Let $A = \{x \in \Bbb{R} : |2x -1| \leq 5\}$, let $B = \{x \in \Bbb{R} : |2x - 1| < 3\}$, let $D =\{x \in \Bbb{R} : x^2(7-x^2) \geq 7\}$ and let $E = \{x \in \Bbb{R} : 2x(x-2)(x+2) \geq 5 \}$. Prove by contradiction that $(A - B) \subseteq (D \cup E)$
I tried doing this in a sort of direct way but the problem got a little to complicated since it was hard to solve for $2x(x-2)(x+2) \geq 5$. I can't see any easy and elegant way to do it. I've also shown that $(A - B) = [-2, -1]\cup[2, 3]$. From there I tried to show how these two separate sets fit into D or E but I don't know if this is the proper way to solve this by contradiction.

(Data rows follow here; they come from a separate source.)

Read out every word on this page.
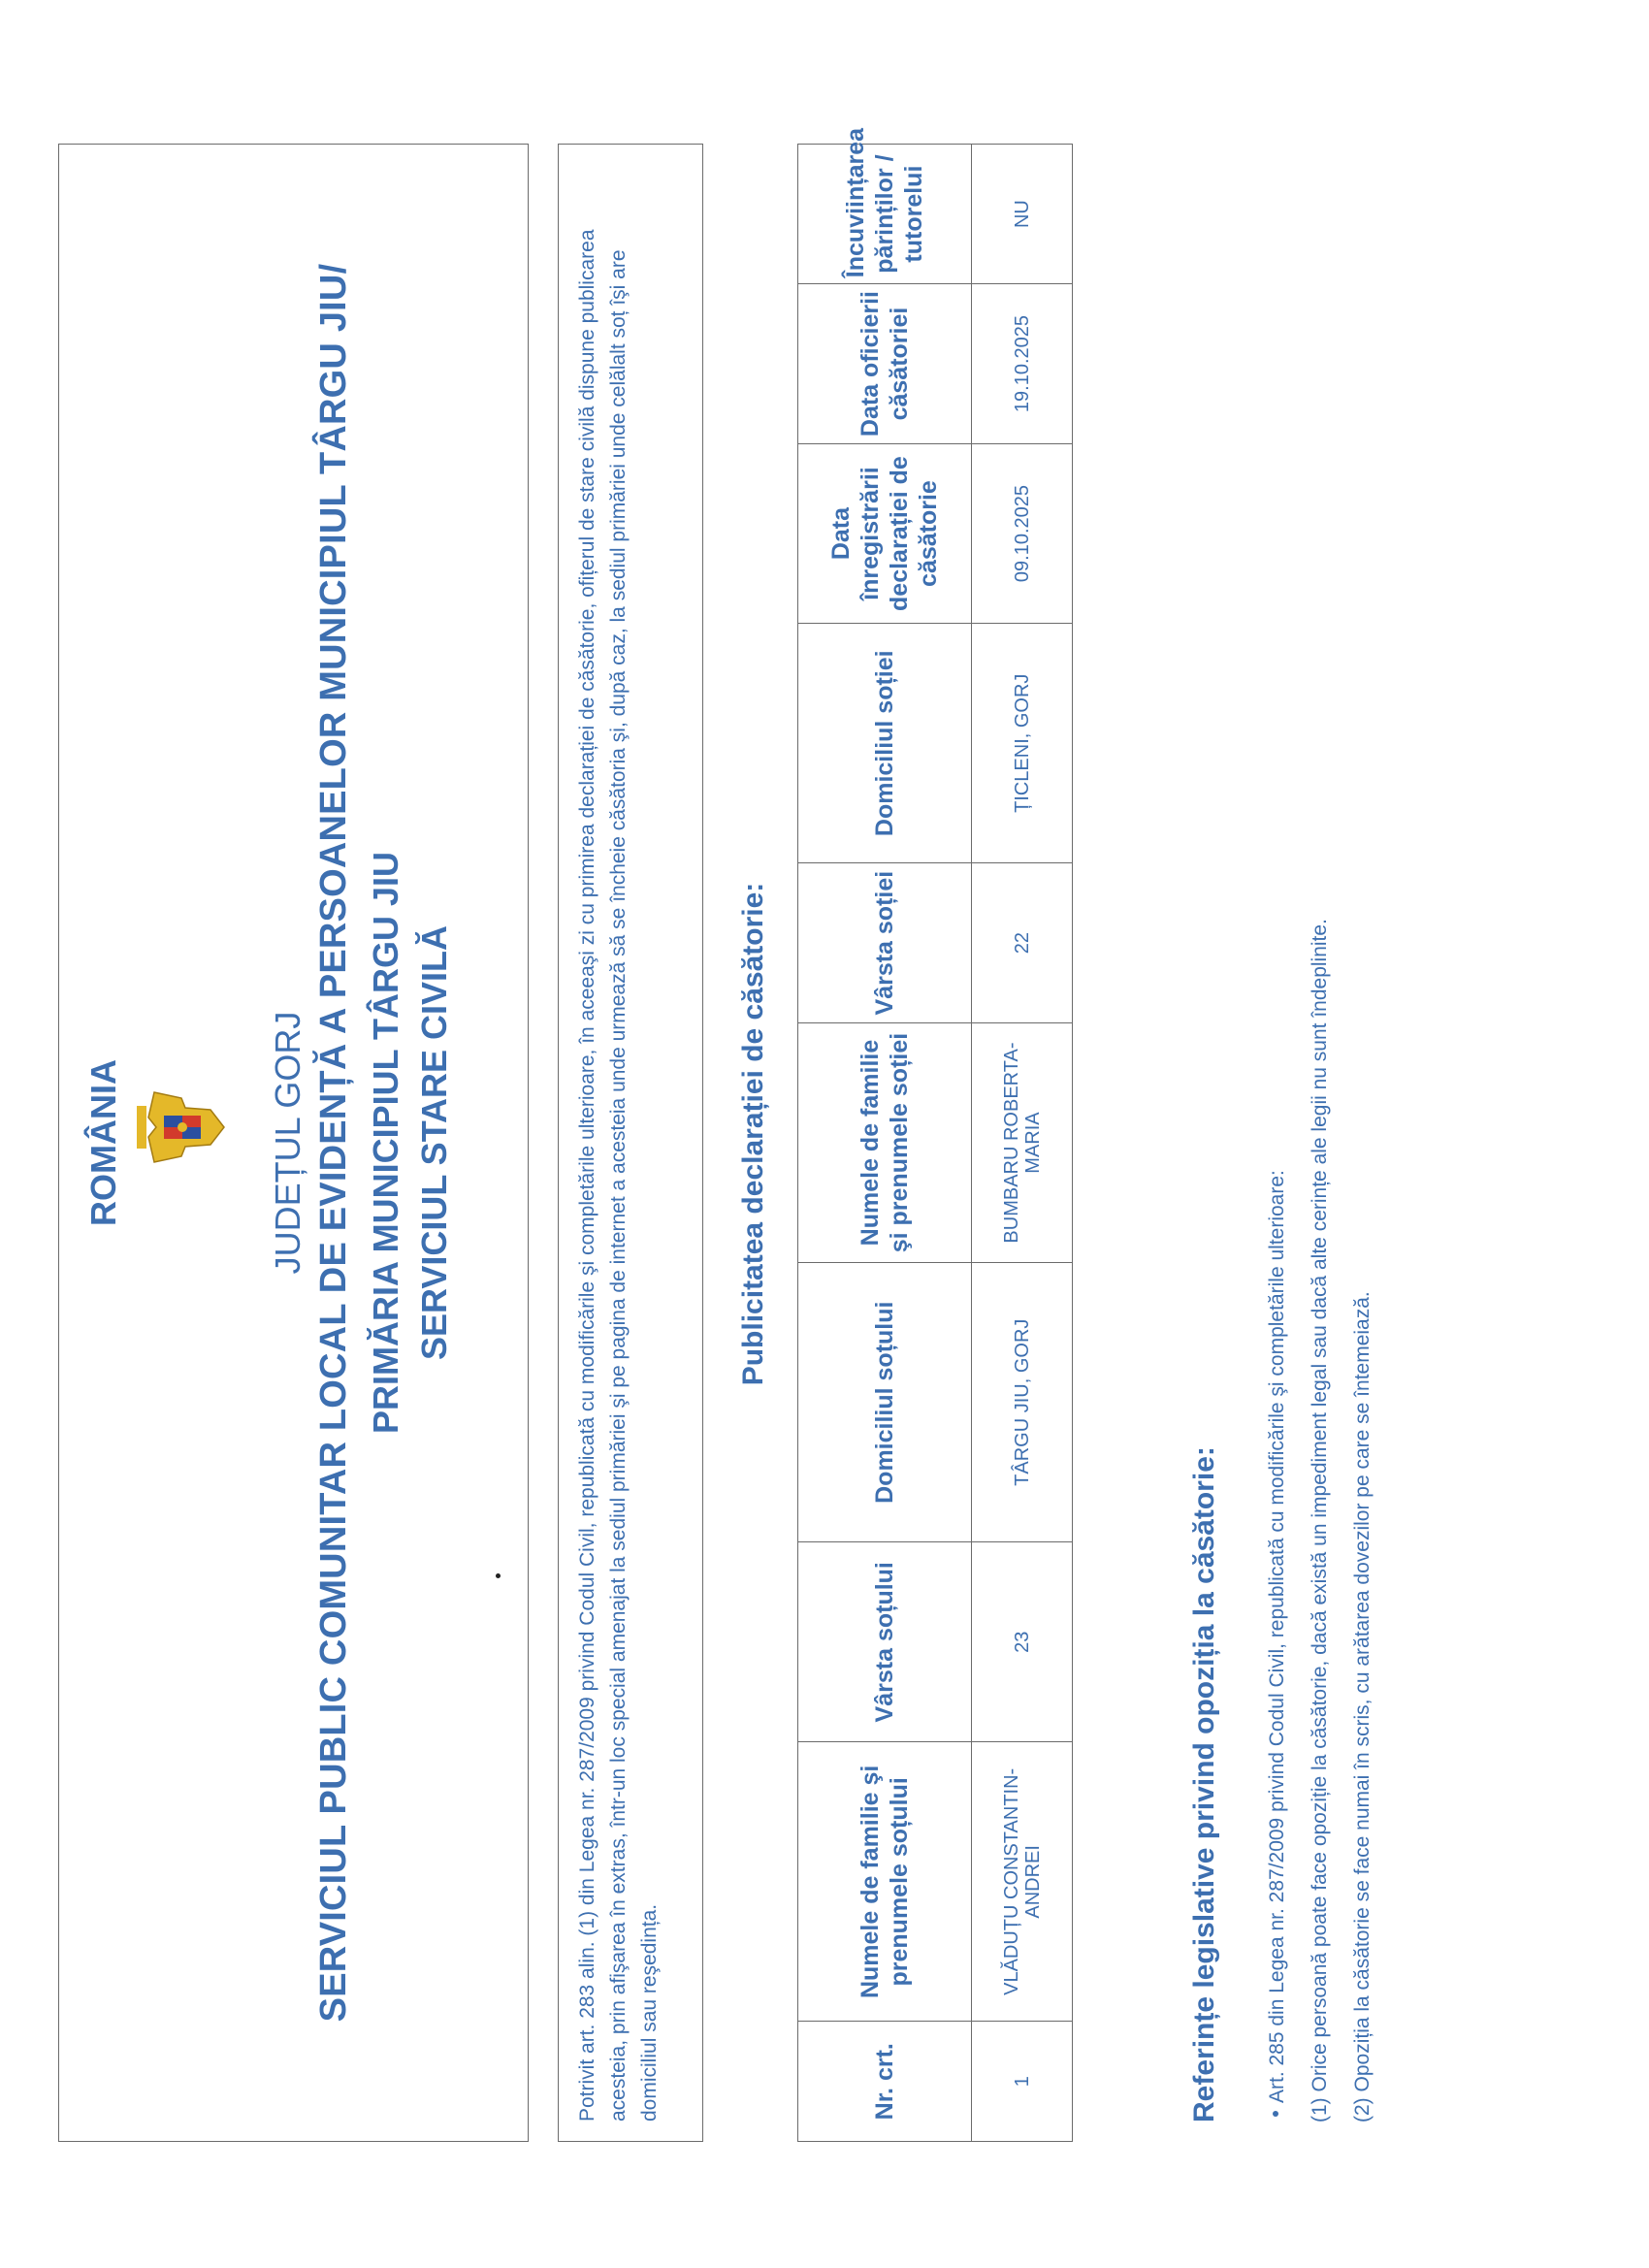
ROMÂNIA	JUDEȚUL GORJ SERVICIUL PUBLIC COMUNITAR LOCAL DE EVIDENȚĂ A PERSOANELOR MUNICIPIUL TÂRGU JIU/ PRIMĂRIA MUNICIPIUL TÂRGU JIU SERVICIUL STARE CIVILĂ	Potrivit art. 283 alin. (1) din Legea nr. 287/2009 privind Codul Civil, republicată cu modificările şi completările ulterioare, în aceeaşi zi cu primirea declarației de căsătorie, ofițerul de stare civilă dispune publicarea acesteia, prin afişarea în extras, într-un loc special amenajat la sediul primăriei şi pe pagina de internet a acesteia unde urmează să se încheie căsătoria şi, după caz, la sediul primăriei unde celălalt soț îşi are domiciliul sau reşedința.
Publicitatea declarației de căsătorie:
Nr. crt.	Numele de familie şi prenumele soțului	Vârsta soțului	Domiciliul soțului	Numele de familie şi prenumele soției	Vârsta soției	Domiciliul soției	Data înregistrării declarației de căsătorie	Data oficierii căsătoriei	Încuviințarea părinților / tutorelui
1	VLĂDUȚU CONSTANTIN-ANDREI	23	TÂRGU JIU, GORJ	BUMBARU ROBERTA-MARIA	22	ȚICLENI, GORJ	09.10.2025	19.10.2025	NU
Referințe legislative privind opoziția la căsătorie:	Art. 285 din Legea nr. 287/2009 privind Codul Civil, republicată cu modificările şi completările ulterioare:	(1) Orice persoană poate face opoziție la căsătorie, dacă există un impediment legal sau dacă alte cerințe ale legii nu sunt îndeplinite.	(2) Opoziția la căsătorie se face numai în scris, cu arătarea dovezilor pe care se întemeiază.
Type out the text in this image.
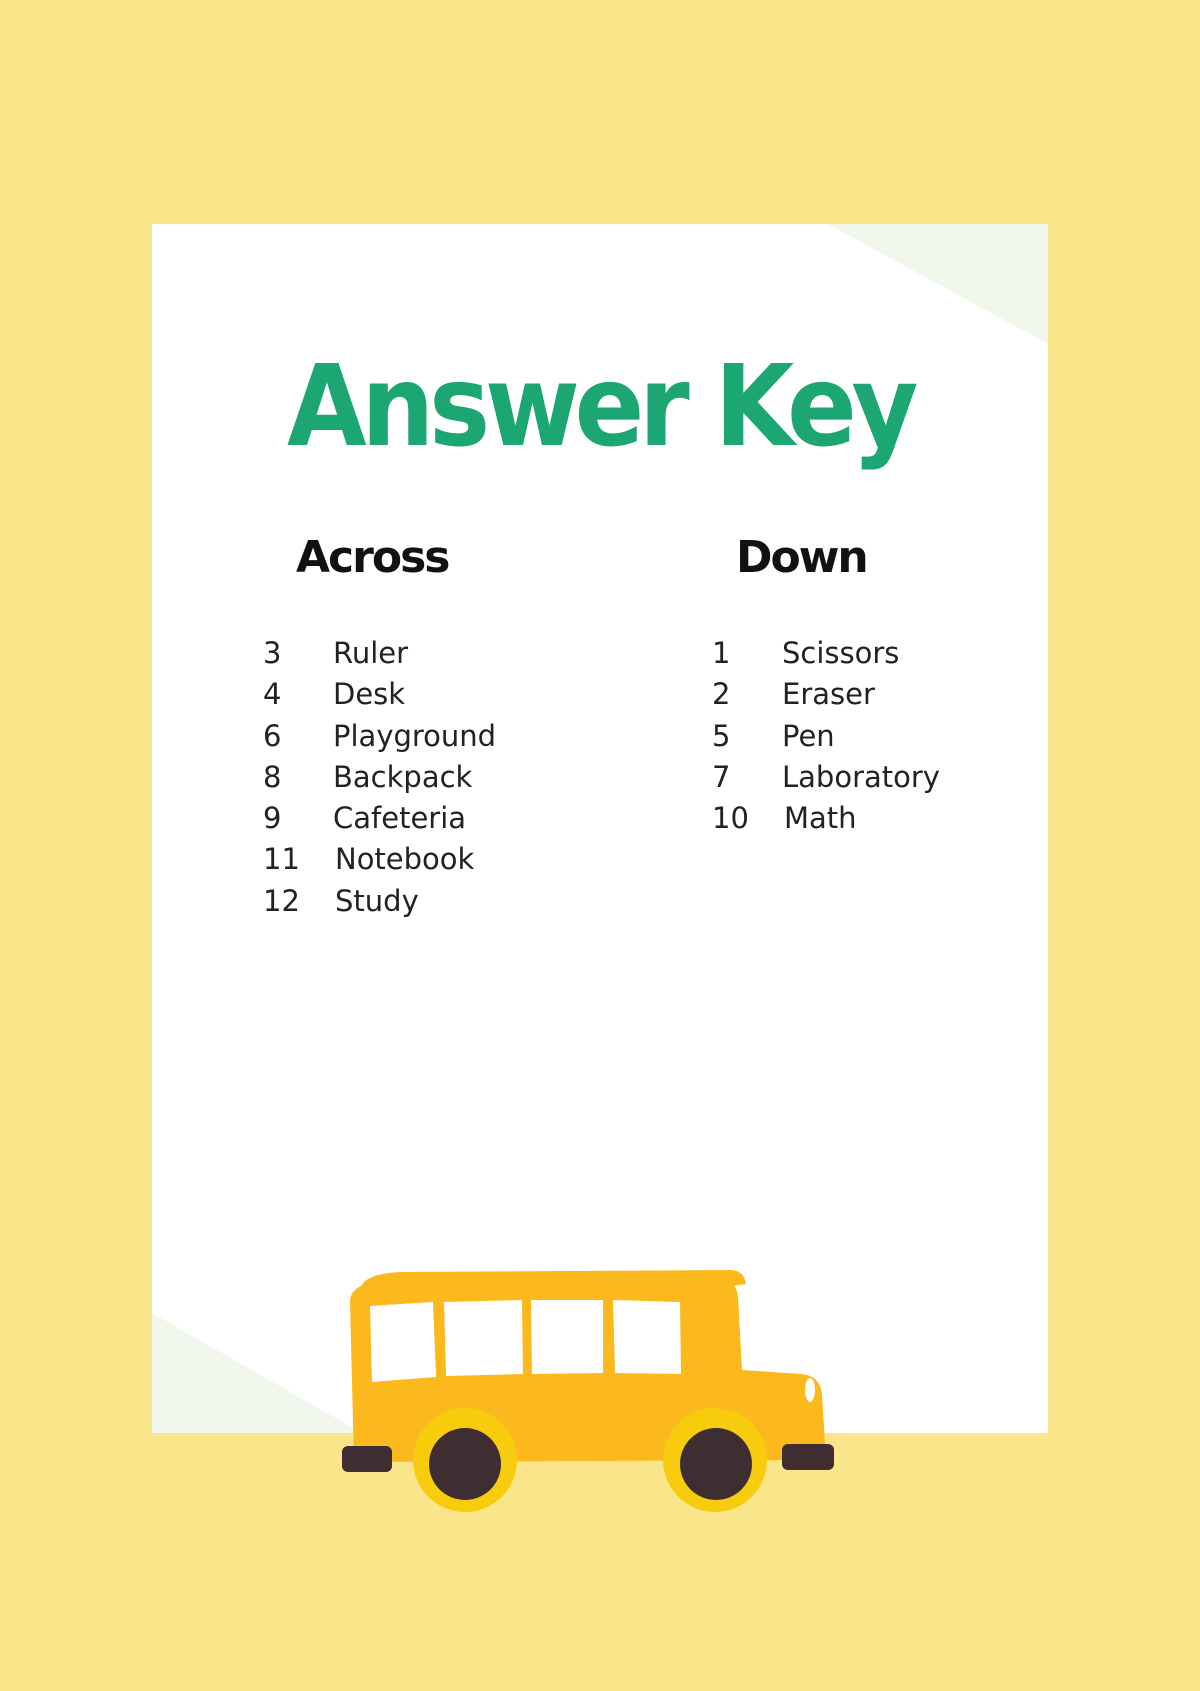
Answer Key
Across	Down
3 Ruler
4 Desk
6 Playground
8 Backpack
9 Cafeteria
11 Notebook
12 Study
1 Scissors
2 Eraser
5 Pen
7 Laboratory
10 Math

Suppose to the contrary that the inclusion does not hold. Then there exists a point $x_0\in (A - B)\setminus (D \cup E)$. We already know that $A - B =[-2, -1]\cup[2, 3]$. Define functions $d$ and $e$ on $\Bbb R$ by putting $d(x)=x^2(7-x^2)-7$ and $e(x)=2x(x-2)(x+2)-5$ for each $x\in\Bbb R$. It is easy to check that $x\in D$ iff $d(x)\ge 0$ iff $\left|x^2-\tfrac 72\right|\le \tfrac{\sqrt{21}}{2}$. Since $\tfrac{\sqrt{21}}{2}\ge \tfrac 94$, we see that if $|x_0|\in \left[\tfrac{\sqrt{5}}2, \tfrac{\sqrt{23}}2 \right]$ then $x_0\in D$, a contradiction. If $x_0\ge \tfrac{\sqrt{23}}2$ then $e(x_0)\ge e\left(\tfrac{\sqrt{23}}2\right)= \tfrac{7\sqrt{23}}4-5>0$, so $x_0\in E$, a contradiction. If $-\tfrac{\sqrt{5}}2\le x_0\le -1$ then $e(x_0)\ge 2\left(4-\tfrac 54\right)-5>0$, so $x_0\in E$, a contradiction.